The driver would effectively need to know if the device's parent port
would be put into D3cold and pci_choose_state() is only about the
device itself.
> > As a rule, the PCI layer reaches out to the platform firmware for help
> > as needed and drivers don't take part in this directly.
> >
> > The NVMe driver would need to let the PCI layer take over and set the
> > PCI power state of the device if it wanted to get any deeper than NVMe
> > protocol specific power states.
> >
> > In principle, this can be addressed with some kind of a driver opt-in.
> > That is, the NVMe driver would continue to work the way it does, but
> > instead of completely preventing the PCI layer from taking over, it
> > would opt in (the exact opt-in mechanism is TBD) for D3cold if (a) the
> > platform firmware provides a mechanism to do so and (b) the DT
> > indicates that this mechanism should be used for the given device.
> >
>
> Ok, IIUC you are talking about something like this?
>
> static int nvme_suspend(struct device *dev)
> {
> ...
>
> if (pm_suspend_via_firmware() || !ctrl->npss || ... ||
> pci_choose_state(pdev, PMSG_SUSPEND) == PCI_D3cold)
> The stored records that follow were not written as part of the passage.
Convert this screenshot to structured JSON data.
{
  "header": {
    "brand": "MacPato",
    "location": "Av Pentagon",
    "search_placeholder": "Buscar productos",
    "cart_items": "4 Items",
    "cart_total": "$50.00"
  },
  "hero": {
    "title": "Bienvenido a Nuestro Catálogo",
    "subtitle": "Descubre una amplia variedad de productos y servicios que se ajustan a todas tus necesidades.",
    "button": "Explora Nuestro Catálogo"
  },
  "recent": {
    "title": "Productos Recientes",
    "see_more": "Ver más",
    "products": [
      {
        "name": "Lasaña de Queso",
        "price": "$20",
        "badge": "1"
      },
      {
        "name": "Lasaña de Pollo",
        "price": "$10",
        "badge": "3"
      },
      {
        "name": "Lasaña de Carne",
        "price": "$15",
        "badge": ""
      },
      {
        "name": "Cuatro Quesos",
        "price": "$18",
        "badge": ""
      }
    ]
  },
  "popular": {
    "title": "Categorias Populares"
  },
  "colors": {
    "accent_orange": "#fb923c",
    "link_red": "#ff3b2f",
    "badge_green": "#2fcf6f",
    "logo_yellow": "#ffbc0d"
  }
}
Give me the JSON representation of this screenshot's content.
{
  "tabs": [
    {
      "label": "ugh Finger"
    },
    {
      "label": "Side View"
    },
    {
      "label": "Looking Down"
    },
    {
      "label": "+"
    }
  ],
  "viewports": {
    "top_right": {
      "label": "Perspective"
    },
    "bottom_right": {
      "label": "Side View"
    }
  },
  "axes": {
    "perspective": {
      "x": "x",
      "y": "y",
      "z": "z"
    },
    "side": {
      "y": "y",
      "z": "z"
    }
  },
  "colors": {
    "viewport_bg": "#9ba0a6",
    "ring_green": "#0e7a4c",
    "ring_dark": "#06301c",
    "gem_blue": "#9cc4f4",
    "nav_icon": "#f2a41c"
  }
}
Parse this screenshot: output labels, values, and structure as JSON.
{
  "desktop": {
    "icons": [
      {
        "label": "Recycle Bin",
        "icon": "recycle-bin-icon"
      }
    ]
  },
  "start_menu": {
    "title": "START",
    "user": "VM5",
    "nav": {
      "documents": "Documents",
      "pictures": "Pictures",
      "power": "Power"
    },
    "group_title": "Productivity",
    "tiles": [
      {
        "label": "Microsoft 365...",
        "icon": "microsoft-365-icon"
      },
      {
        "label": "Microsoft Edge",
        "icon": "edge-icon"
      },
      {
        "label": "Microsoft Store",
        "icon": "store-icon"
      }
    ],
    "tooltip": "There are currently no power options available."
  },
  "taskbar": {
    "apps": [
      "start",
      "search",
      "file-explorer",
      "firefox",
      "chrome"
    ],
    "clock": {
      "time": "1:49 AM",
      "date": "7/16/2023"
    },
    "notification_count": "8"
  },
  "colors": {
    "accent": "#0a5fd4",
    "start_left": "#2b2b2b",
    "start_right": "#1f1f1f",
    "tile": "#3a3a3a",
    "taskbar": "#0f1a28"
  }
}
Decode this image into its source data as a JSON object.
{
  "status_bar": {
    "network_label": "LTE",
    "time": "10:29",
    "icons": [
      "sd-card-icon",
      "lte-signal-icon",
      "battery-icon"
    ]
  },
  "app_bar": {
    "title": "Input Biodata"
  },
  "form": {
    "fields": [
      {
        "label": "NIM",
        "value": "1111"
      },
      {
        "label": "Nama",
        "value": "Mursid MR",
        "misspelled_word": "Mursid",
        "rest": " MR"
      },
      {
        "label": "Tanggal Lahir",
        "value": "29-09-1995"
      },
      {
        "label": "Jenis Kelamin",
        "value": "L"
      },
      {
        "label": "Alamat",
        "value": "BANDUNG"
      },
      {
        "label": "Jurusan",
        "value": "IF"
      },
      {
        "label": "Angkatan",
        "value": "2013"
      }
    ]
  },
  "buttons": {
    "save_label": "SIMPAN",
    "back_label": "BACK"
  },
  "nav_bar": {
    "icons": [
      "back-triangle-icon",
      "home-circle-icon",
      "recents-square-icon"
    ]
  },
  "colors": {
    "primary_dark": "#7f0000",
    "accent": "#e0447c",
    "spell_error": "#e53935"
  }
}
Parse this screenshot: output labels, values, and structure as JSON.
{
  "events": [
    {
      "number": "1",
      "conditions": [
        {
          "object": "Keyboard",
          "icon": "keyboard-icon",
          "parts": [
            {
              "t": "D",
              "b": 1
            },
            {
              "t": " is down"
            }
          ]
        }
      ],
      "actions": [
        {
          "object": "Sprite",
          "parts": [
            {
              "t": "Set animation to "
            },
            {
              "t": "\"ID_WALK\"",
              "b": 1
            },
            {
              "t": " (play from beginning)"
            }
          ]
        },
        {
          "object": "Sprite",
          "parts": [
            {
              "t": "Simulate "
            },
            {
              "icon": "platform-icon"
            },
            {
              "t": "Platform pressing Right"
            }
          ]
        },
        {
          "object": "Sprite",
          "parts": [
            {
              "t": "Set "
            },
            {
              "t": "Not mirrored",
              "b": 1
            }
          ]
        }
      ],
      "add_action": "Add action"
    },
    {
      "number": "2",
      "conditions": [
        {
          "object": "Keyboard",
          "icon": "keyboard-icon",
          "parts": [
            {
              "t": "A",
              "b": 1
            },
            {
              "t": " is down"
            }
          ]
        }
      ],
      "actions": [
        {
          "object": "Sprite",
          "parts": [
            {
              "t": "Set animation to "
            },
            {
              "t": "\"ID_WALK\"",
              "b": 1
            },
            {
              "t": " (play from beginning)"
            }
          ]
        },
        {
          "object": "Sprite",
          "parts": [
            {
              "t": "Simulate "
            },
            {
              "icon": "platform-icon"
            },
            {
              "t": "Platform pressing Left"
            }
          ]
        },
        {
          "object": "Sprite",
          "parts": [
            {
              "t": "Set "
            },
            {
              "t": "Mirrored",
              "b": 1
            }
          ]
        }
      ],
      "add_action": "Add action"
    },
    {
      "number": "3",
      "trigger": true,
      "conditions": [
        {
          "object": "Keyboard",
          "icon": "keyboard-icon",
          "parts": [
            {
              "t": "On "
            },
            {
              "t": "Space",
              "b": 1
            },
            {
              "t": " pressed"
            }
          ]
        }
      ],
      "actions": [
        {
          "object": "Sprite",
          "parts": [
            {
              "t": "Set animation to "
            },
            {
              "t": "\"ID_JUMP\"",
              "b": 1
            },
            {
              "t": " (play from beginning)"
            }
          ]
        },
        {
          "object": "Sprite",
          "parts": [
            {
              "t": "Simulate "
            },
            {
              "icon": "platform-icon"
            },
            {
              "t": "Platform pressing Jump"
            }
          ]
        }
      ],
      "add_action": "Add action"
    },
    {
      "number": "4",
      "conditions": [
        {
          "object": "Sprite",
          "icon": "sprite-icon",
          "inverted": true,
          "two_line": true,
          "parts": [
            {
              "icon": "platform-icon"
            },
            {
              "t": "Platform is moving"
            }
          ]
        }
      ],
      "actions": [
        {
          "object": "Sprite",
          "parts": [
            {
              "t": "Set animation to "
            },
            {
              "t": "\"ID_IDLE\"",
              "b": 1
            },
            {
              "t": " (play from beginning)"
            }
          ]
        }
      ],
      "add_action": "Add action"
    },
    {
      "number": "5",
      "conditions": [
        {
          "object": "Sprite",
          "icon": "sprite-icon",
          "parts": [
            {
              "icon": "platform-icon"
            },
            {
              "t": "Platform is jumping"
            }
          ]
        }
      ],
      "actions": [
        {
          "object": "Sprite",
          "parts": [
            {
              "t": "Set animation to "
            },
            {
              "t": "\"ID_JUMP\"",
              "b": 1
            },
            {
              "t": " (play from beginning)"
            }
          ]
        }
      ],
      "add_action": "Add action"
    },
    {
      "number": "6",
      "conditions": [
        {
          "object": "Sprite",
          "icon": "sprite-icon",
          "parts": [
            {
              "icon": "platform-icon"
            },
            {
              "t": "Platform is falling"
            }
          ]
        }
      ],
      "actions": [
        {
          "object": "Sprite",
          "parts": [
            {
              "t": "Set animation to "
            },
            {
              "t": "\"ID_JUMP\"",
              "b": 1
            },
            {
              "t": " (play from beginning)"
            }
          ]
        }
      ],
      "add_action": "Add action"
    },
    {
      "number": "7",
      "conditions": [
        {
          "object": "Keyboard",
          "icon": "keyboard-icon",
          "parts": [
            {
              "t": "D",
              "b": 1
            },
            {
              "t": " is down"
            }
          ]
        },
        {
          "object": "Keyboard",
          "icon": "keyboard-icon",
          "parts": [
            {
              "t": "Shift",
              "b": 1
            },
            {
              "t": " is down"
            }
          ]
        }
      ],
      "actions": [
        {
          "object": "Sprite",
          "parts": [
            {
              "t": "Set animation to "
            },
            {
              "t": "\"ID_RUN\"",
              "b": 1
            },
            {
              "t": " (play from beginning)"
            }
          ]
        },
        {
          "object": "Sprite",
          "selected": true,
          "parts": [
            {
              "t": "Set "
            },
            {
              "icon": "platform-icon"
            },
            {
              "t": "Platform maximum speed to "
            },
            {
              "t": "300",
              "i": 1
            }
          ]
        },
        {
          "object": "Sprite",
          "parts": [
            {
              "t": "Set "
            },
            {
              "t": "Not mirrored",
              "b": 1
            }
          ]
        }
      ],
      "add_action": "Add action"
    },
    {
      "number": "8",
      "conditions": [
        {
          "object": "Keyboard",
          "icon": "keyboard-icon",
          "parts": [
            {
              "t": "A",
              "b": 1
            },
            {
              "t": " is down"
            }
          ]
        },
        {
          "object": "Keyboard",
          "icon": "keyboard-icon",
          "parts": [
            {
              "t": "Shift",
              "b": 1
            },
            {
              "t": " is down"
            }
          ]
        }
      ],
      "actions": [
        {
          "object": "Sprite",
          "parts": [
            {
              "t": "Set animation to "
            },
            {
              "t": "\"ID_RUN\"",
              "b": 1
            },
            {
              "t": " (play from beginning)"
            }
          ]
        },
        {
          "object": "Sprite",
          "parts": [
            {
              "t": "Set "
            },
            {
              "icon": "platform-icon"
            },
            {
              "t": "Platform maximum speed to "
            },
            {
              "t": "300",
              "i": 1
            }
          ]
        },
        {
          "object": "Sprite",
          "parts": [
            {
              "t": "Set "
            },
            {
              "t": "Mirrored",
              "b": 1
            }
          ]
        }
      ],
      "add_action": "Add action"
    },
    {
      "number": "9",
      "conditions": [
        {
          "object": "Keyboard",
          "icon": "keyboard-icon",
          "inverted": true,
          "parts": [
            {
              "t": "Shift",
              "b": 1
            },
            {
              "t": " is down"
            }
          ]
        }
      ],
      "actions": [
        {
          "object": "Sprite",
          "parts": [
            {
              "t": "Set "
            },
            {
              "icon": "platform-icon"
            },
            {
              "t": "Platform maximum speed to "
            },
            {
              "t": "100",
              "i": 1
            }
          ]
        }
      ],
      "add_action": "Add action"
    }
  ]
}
> return nvme_disable_prepare_reset(ndev, true);
>
> /* continue using protocol specific low power state */
>
> ...
> }
>
> Here, pci_choose_state() should tell the driver if the device should enter
> D3Cold. ACPI already supports this API, now I need to add DT support (which is
> not straightforward, but doable). Since this API is already exported, I think it
> makes perfect sense to use it here (and other drivers for similar usecase).
I didn't really think about using pci_choose_state() here, but it is
not unreasonable IMV. It may in principle be extended to cover the
"port + device combo" approach described above. I'd rather avoid
calling pci_choose_state() twice for the same device during one
transition (once in the driver and then in the PCI layer), but that
could be addressed by rearranging the code.
However, I thought about adding a way for the driver to effectively
say "I'm fine with putting this device into power state X so long as
you have an indication from the platform firmware that this is OK",
where X would be the deepest power state allowed by the driver.
The drawback of this is that the driver would not know whether or not
the device would go into state X upfront, so it would need to do its
own thing in case this doesn't happen. In the NVMe driver case, this
would mean putting the device into a protocol low-power state before
returning from the suspend callback which may not be a bad idea
overall.
BTW, I'm wondering what could go wrong if the
pm_suspend_via_firmware() check were dropped from nvme_suspend()? The
driver would do some extra work on systems with ACPI S3 support, but
would it actually break anything? Does anybody know? May be worth
trying ...
> > > > However, there is an additional concern that putting an NVMe device
> > > > into D3cold every time during system suspend on Android might cause it
> > > > to wear out more quickly.
> > > >
> > >
> > > Right, this is the second problem.
> >
> > Let's set this one somewhat aside for now. We'll get back to it when
> > we have clarity in the above.
> >
>
> Ok. I believe this could be addressed in pci_choose_state() itself if required.
Possibly.
Unrelated notice: I will be mostly offline starting tomorrow through
Jan 6, 2025 and responses may be slow during that time.